Compression, Compression, Compression
Yes there are many DVDs that you can see the compression of the DVD format called
MPEG. Overly compressed video on DVD looks noisy and has major color banding.
This is strictly a software issue where it's more the fault of the DVD masterer
than the format itself. Proof positive of this is that DVDs exist today such as Training Day,
Saving Private Ryan, and Cast Away that look very much like HDTV.
Even more proof is the new "Superbit" DVDs coming out that remove features in order to make room for higher video quality. Pop any of these "Superbit" movies in a good progressive-scan DVD player attached to an HDTV, and you'll see image quality "similar" to HDTV quality video. The word "Similar" is used because HDTV is capable of showing the small details profoundly better due to the increased resolution the HDTV format offers.
Sweating The Small Stuff
Overall, the DVD format will be the perfect home movie format for years if not decades
to come. It's in a form and size consumers are comfortable with, and it's compact
enough to make storage of your DVD library fairly easy.
One thing the DVD format can't compare to HDTV is the small stuff. A example of this is during any war movie like The Patriot or Saving Private Ryan; with DVD the little soldiers in the far distance look like little blurry objects if your try to really look at them (from your normal sitting position). Due to it's immense resolution, HDTV can show these little blurry people in full detail, but that's only if the director kept the entire image in focus. Truth be told, many directors pull focus by blurring all but the fore and mid-ground elements in the frame. So in many cases, HDTV's extra resolution can be wasted showing small blurry people as the small blurry people the film maker intended them look like.
HDTV Broadcasts
Progressive-scan DVD players already look better than HDTV broadcasts of the same
movie simply due the fact that HDTV broadcasts have to be compressed in a general
compression scheme wherein every scene of the movie is compressed at the same
level.
DVD, on the other hand, is variable compressed wherein every scene is analyzed individually and compressed at different rates. This allows DVD to use more space for scenes that need it, and less for those that don't.
The difference in compression alone is what makes the current DVD format better than an HDTV broadcast of the same movie. It's only when you move to a closed format such as HD-VCRs with variable compressed movies that you start getting a better picture than the current DVD format offers. When you realize most people that move to DVD won't even consider moving back to a HD-VCR dinosaur that offers a major loss in features for minor image improvement over DVD that you begin to understand that HD-DVD and HD-VCR are DOA.
HD-DVD
It goes without saying that there would be a general improvement among all movies
with a general HD-DVD format simply due to the fact that a lot more data can fit on the disk
with less attention needed for compression.

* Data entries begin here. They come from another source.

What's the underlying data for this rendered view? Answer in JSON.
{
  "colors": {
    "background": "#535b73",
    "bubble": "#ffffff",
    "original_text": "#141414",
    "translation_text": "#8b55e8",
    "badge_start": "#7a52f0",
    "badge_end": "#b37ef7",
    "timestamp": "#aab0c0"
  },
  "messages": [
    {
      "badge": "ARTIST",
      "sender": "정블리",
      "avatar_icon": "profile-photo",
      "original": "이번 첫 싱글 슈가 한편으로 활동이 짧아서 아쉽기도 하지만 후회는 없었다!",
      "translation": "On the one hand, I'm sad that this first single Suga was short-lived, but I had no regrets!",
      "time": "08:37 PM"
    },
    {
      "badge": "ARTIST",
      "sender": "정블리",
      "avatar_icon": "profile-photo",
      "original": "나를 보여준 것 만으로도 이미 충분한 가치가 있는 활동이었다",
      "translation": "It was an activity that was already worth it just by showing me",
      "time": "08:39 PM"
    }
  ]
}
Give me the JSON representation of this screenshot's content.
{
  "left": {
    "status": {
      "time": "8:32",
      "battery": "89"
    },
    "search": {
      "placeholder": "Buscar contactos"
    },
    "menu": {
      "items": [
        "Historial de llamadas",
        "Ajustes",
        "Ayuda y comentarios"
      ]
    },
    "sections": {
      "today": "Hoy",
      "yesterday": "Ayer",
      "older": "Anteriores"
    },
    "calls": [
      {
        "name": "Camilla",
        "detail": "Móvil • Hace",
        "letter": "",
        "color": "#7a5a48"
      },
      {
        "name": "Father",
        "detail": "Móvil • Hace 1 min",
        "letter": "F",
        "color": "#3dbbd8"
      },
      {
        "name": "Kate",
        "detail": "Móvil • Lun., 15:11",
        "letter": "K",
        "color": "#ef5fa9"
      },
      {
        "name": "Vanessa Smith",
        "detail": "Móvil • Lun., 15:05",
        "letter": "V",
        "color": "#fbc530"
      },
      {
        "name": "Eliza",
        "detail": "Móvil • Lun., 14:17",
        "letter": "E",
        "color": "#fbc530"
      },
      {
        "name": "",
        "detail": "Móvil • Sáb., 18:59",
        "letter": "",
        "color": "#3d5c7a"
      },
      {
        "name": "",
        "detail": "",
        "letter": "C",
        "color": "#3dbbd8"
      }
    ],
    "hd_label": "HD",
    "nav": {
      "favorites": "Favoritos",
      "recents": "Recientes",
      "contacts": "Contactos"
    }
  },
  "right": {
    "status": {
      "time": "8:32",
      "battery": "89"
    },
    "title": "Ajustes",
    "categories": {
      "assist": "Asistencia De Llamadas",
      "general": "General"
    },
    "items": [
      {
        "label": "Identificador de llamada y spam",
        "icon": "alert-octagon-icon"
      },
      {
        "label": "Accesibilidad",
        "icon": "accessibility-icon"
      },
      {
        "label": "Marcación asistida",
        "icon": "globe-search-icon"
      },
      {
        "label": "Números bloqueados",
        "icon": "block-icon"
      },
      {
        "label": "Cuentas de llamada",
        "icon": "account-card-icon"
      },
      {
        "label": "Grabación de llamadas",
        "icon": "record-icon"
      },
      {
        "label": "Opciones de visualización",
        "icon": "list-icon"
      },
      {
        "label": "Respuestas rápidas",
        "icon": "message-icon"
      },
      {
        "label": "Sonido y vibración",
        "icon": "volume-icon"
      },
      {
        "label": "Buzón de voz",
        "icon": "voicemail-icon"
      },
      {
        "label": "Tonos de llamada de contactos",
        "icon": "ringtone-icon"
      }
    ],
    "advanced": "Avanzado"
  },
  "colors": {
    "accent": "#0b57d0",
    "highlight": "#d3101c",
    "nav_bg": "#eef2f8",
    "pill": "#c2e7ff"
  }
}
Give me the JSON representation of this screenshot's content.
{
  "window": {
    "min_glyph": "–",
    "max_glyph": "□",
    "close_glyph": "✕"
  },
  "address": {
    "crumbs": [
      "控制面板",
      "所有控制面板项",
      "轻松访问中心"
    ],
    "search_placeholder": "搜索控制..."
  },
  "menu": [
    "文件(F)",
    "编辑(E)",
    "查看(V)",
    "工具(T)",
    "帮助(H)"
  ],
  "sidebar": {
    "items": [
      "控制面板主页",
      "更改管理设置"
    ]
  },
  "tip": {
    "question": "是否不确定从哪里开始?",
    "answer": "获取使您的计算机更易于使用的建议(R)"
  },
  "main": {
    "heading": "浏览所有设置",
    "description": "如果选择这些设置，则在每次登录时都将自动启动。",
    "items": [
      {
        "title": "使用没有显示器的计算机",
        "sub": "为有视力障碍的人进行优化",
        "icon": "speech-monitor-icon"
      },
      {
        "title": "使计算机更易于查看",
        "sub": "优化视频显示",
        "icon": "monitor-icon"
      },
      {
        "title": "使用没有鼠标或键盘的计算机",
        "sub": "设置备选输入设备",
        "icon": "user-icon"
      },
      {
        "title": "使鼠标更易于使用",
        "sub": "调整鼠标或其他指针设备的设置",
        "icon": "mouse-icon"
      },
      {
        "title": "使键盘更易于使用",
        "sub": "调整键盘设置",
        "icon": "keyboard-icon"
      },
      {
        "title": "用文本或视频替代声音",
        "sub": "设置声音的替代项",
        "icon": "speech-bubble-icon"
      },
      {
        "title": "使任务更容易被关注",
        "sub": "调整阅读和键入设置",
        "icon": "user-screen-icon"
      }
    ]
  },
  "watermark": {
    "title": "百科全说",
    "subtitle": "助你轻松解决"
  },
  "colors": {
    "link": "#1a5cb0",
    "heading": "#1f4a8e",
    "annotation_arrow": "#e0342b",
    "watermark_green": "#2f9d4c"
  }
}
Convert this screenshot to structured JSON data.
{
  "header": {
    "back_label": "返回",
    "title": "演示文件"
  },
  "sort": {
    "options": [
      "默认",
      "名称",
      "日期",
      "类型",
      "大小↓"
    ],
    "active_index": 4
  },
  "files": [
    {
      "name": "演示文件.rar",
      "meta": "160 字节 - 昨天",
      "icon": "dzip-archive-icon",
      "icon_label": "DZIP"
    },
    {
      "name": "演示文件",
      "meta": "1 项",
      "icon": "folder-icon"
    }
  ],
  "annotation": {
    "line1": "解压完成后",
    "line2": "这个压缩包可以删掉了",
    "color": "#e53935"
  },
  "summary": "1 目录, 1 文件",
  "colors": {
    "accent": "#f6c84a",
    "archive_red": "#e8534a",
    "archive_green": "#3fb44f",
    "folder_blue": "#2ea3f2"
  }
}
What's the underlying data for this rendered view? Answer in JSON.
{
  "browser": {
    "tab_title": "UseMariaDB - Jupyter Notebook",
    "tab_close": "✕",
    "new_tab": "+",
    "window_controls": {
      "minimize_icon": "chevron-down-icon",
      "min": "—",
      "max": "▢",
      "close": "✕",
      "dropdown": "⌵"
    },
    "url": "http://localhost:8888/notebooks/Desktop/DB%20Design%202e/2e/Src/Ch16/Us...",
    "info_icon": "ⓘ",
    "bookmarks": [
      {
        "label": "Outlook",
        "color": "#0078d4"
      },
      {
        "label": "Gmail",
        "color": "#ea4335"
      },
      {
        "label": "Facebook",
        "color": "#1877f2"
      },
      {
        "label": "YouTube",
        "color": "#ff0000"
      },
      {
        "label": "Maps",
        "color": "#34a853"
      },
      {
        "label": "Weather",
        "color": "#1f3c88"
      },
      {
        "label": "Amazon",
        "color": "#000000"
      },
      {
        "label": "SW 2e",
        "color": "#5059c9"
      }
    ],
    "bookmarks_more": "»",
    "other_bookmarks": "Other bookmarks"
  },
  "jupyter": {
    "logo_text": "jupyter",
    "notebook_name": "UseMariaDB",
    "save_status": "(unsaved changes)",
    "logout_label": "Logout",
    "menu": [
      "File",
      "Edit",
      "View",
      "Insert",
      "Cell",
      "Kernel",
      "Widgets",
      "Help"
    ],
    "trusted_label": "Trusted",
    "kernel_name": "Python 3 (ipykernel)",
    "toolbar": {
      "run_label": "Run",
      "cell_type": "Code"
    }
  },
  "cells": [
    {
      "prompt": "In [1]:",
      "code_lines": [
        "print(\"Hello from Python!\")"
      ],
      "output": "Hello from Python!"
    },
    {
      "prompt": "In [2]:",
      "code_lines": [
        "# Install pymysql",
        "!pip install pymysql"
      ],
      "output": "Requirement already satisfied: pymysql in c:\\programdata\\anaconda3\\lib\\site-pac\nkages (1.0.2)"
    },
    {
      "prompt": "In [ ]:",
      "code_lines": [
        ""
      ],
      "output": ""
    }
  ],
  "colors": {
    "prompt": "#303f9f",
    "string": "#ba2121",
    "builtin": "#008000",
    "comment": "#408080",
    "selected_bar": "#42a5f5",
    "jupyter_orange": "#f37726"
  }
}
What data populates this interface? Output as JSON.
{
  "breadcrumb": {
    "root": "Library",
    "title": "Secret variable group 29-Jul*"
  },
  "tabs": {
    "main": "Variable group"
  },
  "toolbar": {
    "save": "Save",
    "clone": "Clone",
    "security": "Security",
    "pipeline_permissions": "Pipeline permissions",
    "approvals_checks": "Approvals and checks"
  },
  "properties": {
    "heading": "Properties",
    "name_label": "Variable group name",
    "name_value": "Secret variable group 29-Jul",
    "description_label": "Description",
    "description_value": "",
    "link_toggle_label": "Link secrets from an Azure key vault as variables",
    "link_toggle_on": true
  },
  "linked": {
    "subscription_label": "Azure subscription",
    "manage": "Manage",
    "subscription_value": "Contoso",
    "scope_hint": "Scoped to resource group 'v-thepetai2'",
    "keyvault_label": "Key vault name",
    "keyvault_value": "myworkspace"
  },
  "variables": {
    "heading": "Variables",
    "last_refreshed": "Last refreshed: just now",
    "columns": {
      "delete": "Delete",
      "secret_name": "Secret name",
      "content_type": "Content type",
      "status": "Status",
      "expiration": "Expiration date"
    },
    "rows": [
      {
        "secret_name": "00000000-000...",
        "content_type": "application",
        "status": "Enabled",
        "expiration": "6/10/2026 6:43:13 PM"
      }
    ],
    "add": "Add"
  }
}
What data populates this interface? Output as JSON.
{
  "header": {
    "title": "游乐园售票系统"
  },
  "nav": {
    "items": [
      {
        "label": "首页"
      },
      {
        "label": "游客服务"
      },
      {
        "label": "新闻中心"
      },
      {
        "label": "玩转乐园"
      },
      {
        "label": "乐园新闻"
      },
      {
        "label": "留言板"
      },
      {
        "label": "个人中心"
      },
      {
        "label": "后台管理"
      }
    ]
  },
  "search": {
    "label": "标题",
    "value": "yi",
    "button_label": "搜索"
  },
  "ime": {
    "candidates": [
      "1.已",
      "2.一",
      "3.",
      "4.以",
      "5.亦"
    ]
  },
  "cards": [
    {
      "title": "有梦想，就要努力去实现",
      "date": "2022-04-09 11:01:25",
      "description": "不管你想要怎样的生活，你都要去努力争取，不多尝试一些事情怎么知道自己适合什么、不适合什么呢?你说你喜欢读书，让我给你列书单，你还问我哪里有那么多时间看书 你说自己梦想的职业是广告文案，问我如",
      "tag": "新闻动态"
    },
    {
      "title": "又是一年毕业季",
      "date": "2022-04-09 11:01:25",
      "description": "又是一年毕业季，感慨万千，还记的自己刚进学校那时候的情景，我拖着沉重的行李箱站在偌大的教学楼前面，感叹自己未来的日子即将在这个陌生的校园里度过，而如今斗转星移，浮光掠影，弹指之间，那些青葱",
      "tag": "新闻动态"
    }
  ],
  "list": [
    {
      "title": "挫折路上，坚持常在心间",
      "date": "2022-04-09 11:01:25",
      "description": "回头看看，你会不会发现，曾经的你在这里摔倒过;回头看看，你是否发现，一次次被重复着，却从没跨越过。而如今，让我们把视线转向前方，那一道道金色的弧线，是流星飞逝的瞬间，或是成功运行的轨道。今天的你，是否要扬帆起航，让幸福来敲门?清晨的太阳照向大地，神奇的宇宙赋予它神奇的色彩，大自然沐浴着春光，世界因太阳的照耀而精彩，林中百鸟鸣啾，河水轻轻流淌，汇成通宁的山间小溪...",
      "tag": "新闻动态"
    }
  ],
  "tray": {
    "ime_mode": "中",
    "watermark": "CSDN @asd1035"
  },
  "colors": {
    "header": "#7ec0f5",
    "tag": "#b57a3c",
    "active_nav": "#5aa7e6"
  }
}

All a masterer would have to do is
tell the computer to compress the video at a moderate level, and as long as everything looks
decent who cares, right...wrong!
The fact that current DVDs can look just as good as an HDTV version of the same movie says a lot for the current DVD format. People should demand that all their DVDs be compressed of the highest quality. The largest indicator of HD-DVDs fate may lie with DVD-A and SACD. Consumers generally view the standard CD format as an infallible format, and thus the upgrade path to the better sound quality offered by DVD-A or SACD is either slow or nonexistent.
The current DVD format with it's well received form factor, penetration into millions of homes (faster than any consumer electronics product ever mind you) could easily make the HD-DVD format DOA. The need for HD-DVD isn't there, and the desire among consumers is highly questionable. Don't hold your breath on HD-DVD, the format will never come to be.